I don't think this is a laughing matter.’ Mitsos is serious. He tries to console himself that the mouse was nearly sixty years ago. He had held it tightly to keep it safe from falling. What he thought would save it had killed it. Maybe he still thinks upside down like that.

Adonis slams his car door and turns his head to reverse down the track to the road. Mitsos watches him disappear as he backs into the lane, leaving the gate open. He turns to the sleeping boy. He objects to his presence. He's been alone a long time.

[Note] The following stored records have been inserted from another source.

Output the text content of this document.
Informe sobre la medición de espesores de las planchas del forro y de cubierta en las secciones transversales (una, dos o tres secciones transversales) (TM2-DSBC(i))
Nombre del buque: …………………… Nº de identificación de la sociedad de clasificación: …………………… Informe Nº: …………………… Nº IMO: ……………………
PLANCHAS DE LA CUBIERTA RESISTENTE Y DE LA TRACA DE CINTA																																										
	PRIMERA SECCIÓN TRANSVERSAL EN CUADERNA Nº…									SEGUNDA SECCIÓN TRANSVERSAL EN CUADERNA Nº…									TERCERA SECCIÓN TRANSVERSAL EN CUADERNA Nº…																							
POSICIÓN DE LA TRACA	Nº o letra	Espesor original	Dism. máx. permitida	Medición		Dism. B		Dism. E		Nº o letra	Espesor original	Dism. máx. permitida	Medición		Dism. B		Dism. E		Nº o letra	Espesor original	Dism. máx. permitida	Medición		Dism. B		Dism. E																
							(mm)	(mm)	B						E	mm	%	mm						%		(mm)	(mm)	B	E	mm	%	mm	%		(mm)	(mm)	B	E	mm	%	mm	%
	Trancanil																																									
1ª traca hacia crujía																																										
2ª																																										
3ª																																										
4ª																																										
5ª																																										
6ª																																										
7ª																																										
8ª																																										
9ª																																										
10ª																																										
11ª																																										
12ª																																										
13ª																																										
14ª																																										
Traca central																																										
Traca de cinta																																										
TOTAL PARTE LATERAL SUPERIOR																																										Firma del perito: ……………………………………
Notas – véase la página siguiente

True, just over a year ago he had opened the shop. Adonis had galvanised him into making an effort, to become part of village life again.

They had taken on an
apothiki
, a small storage house, filled the rough wooden shelves with plastic bottles of powders, and sacks of chemicals, to be mixed with water for crop-spraying and blight-killing, lined up against mossy walls. But when the first trickle of farmers visited, mostly out of curiosity, Mitsos was abruptly aware that he still could not face the villagers. Adonis managed it for a while, but his heart was not in it either. Not one to miss an opportunity, he pays a manager to run the shop now. With relief, Mitsos returned to his solitary life, which he had been living for the past twenty years, happy to feed his chickens and potter down to the kafenio.